Originally Posted by mikeg
...the problem is that these old recordings, that are reissued as SACD's and DVD-Audio, are often handicapped by the original recording process that was used long ago when they were first recorded...


That's often not as much of a handicap as you'd think. BMG released 10 of the old RCA Living Stereo series last year, most of that was recorded in the '50s using a three-channel recording process. The original mastering engineers used the three channels to construct more life-like stereo releases, but now with SACD you can hear all three channels for the first time. I'm not familiar with the sound of the original "Shaded Dogs" but some people are saying the SACD compares favorably.

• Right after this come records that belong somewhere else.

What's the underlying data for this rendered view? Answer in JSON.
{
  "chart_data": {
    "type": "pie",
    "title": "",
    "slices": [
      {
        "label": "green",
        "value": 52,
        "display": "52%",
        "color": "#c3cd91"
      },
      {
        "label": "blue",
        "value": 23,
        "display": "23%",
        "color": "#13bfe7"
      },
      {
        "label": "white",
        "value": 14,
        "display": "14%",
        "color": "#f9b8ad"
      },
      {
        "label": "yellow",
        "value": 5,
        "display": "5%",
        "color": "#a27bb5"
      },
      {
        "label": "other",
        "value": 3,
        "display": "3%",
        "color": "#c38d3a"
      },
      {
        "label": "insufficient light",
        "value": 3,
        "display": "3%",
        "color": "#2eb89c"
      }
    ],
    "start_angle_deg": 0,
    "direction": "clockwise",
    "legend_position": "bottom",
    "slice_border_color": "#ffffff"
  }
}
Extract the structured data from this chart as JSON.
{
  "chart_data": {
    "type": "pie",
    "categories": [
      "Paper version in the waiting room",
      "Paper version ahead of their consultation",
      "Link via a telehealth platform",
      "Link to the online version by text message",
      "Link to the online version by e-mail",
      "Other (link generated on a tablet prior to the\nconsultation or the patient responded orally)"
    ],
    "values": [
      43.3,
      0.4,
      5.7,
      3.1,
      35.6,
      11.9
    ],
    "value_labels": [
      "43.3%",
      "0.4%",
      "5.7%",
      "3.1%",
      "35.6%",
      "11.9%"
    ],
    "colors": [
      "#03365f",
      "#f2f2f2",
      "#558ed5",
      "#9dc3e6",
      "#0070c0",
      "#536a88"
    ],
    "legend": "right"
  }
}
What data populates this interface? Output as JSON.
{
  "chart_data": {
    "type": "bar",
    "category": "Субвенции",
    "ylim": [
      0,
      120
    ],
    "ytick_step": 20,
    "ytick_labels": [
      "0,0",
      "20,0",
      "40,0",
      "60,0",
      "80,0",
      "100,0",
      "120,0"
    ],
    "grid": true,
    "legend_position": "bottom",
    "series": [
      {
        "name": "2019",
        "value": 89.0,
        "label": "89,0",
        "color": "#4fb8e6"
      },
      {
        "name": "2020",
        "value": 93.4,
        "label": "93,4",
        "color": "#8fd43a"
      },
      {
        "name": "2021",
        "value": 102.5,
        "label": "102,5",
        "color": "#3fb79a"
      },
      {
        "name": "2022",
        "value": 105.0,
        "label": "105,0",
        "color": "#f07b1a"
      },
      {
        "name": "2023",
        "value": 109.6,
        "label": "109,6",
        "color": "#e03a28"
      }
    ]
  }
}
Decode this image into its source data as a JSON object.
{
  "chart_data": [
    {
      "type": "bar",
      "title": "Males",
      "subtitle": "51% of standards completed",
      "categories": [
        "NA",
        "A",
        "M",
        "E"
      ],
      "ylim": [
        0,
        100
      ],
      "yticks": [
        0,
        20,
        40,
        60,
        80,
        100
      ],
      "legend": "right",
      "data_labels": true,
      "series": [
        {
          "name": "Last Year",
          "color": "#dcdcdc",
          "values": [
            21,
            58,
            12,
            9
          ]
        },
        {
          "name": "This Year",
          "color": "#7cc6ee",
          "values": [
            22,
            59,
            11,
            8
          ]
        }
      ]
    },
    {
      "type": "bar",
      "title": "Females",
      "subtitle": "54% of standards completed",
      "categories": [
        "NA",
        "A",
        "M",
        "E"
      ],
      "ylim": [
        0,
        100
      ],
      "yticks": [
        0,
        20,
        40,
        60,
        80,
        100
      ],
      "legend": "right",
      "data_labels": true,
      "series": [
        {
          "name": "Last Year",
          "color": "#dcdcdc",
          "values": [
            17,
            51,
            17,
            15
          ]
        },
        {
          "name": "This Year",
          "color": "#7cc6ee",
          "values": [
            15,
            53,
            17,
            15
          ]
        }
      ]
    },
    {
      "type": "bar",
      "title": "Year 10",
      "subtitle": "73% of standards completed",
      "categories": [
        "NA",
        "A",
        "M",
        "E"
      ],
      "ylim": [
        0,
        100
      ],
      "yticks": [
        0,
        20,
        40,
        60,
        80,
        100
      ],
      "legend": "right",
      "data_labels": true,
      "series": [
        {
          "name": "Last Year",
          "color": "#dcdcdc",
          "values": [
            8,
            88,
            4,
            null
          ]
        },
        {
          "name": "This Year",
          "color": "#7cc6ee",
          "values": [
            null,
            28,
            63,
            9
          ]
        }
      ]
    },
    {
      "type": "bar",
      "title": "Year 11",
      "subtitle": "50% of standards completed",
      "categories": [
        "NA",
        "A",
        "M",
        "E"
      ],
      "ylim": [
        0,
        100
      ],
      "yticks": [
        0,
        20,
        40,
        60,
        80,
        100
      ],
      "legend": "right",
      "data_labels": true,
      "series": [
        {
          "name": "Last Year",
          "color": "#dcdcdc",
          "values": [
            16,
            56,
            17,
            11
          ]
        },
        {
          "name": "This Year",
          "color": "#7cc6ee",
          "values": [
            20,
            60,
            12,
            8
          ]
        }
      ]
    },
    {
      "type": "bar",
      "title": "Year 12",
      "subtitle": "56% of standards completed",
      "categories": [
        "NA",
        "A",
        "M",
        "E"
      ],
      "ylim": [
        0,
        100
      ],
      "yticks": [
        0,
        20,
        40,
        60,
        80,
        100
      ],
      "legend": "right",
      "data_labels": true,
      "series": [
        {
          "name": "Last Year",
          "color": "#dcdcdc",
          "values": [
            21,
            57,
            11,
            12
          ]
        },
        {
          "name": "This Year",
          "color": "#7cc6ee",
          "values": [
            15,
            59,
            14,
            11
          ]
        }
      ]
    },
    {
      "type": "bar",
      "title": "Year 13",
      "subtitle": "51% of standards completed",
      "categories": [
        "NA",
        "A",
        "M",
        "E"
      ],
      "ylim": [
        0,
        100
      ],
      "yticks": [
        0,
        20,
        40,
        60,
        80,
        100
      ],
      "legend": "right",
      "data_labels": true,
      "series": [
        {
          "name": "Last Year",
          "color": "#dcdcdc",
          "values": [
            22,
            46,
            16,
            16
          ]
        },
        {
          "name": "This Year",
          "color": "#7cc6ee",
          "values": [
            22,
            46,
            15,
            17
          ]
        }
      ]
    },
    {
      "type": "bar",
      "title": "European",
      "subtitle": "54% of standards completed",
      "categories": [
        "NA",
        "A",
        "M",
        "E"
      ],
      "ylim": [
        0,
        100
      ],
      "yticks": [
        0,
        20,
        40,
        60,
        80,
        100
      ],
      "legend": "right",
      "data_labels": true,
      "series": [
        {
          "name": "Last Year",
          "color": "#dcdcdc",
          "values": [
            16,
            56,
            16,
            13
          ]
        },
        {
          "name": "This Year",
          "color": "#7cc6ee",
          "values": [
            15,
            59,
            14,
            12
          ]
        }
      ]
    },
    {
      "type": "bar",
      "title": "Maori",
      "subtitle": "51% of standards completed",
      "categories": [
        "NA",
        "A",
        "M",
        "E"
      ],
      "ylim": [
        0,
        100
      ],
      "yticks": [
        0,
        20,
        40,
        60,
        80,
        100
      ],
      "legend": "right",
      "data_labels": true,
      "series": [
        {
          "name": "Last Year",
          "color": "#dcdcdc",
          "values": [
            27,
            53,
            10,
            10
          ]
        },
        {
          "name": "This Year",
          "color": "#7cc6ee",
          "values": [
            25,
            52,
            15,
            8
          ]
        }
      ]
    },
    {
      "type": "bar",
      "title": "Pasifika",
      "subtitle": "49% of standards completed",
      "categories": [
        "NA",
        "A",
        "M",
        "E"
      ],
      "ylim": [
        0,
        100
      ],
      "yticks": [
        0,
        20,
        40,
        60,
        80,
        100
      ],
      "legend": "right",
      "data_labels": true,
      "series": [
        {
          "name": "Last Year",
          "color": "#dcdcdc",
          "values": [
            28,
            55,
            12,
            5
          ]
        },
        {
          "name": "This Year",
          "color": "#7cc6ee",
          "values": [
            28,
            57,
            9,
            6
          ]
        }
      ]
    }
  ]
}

Or take Kind of Blue for example...you can hear more of what's on the original master tape than any release thus far (with the possible exception of vinyl), there's more subtlety and nuance in Mr. PC's bass than I ever dreamed was on a 1959 recording. A lot of tape hiss too, which had been removed using some ham-fisted noise reduction "technique" on the first CD release, along with a lot of the air around the cymbals and the harmonic overtones in the piano and horns.

Quote:

Originally Posted by mikeg
My interest is mostly in recently recorded classical SACDs and DVD-Audio media, and these are not too pletiful.


Indeed, SACD releases are not too plentiful in general. That's the beauty of a universal player...it still works for DVDs and redbook. If all you find are 5-10 SACDs that you really enjoy, you haven't really lost out.